The Israeli army said forces operating in Beit Lahiya, Beit Hanoun and Jabalia since Oct. 5 aimed to prevent Hamas fighters from regrouping and waging attacks from those areas. Residents said the army was depopulating the towns of Beit Lahiya and Beit Hanoun as well as the Jabalia refugee camp.

Meanwhile, Israeli authorities released around 30 Palestinians whom it had detained in the past few months during its Gaza offensive. Those released arrived at a hospital in southern Gaza for medical checkups, medics said.

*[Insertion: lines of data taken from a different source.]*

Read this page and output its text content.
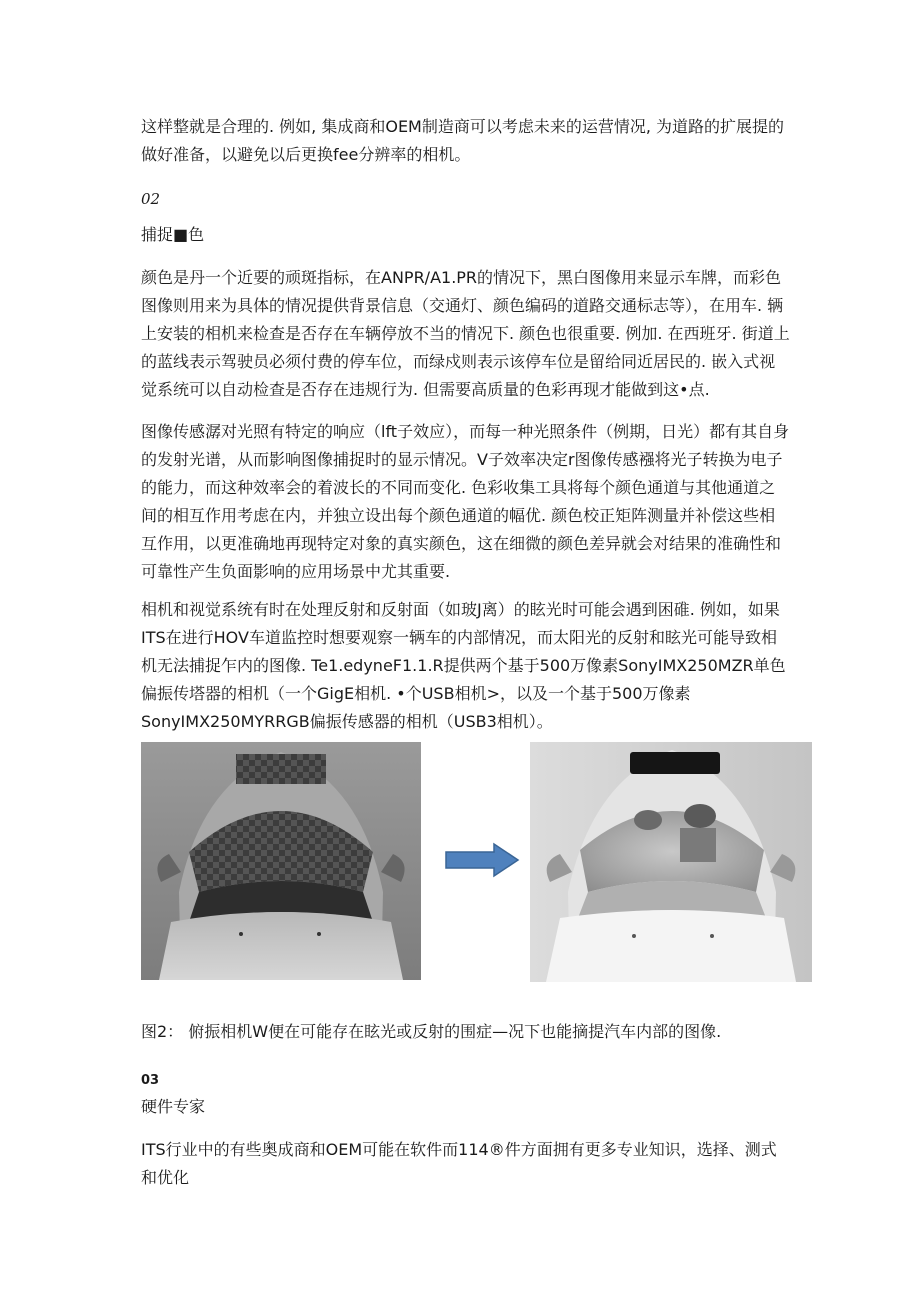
这样整就是合理的. 例如, 集成商和OEM制造商可以考虑未来的运营情况, 为道路的扩展提的做好准备，以避免以后更换fee分辨率的相机。

02
捕捉■色

颜色是丹一个近要的顽斑指标，在ANPR/A1.PR的情况下，黑白图像用来显示车牌，而彩色图像则用来为具体的情况提供背景信息（交通灯、颜色编码的道路交通标志等），在用车. 辆上安装的相机来检查是否存在车辆停放不当的情况下. 颜色也很重要. 例加. 在西班牙. 街道上的蓝线表示驾驶员必须付费的停车位，而绿戍则表示该停车位是留给同近居民的. 嵌入式视觉系统可以自动检查是否存在违规行为. 但需要高质量的色彩再现才能做到这•点.

图像传感潺对光照有特定的响应（lft子效应），而每一种光照条件（例期，日光）都有其自身的发射光谱，从而影响图像捕捉时的显示情况。V子效率决定r图像传感襁将光子转换为电子的能力，而这种效率会的着波长的不同而变化. 色彩收集工具将每个颜色通道与其他通道之间的相互作用考虑在内，并独立设出每个颜色通道的幅优. 颜色校正矩阵测量并补偿这些相互作用，以更准确地再现特定对象的真实颜色，这在细微的颜色差异就会对结果的准确性和可靠性产生负面影响的应用场景中尤其重要.

相机和视觉系统有时在处理反射和反射面（如玻J离）的眩光时可能会遇到困碓. 例如，如果ITS在进行HOV车道监控时想要观察一辆车的内部情况，而太阳光的反射和眩光可能导致相机无法捕捉乍内的图像. Te1.edyneF1.1.R提供两个基于500万像素SonyIMX250MZR单色偏振传塔器的相机（一个GigE相机. •个USB相机>，以及一个基于500万像素SonyIMX250MYRRGB偏振传感器的相机（USB3相机）。

图2： 俯振相机W便在可能存在眩光或反射的围症—况下也能摘提汽车内部的图像.
03
硬件专家

ITS行业中的有些奥成商和OEM可能在软件而114®件方面拥有更多专业知识，选择、测式和优化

Freed Palestinians, detained during the war, have complained of ill-treatment and torture in Israeli detention after they were released. Israel denies torture.

Months of efforts to negotiate a ceasefire in Gaza have yielded scant progress, and negotiations are now on hold

A ceasefire in the parallel conflict between Israel and Lebanon's Hezbollah, an ally of Hamas, took effect before dawn on Wednesday, bringing a halt to hostilities that had escalated sharply in recent months and had overshadowed the Gaza conflict.

Announcing the Lebanon accord on Tuesday, US President Joe Biden said he would now renew his push for a ceasefire agreement in Gaza and he urged Israel and Hamas to seize the moment.

Israel's campaign in Gaza has killed nearly 44,300 people and displaced nearly all the enclave's population at least once, Gaza officials say. Vast swathes of the territory are in ruins.

The Hamas-led fighters who attacked southern Israeli communities 13 months ago, triggering the war, killed some 1,200 people and captured more than 250 hostages, Israel has said.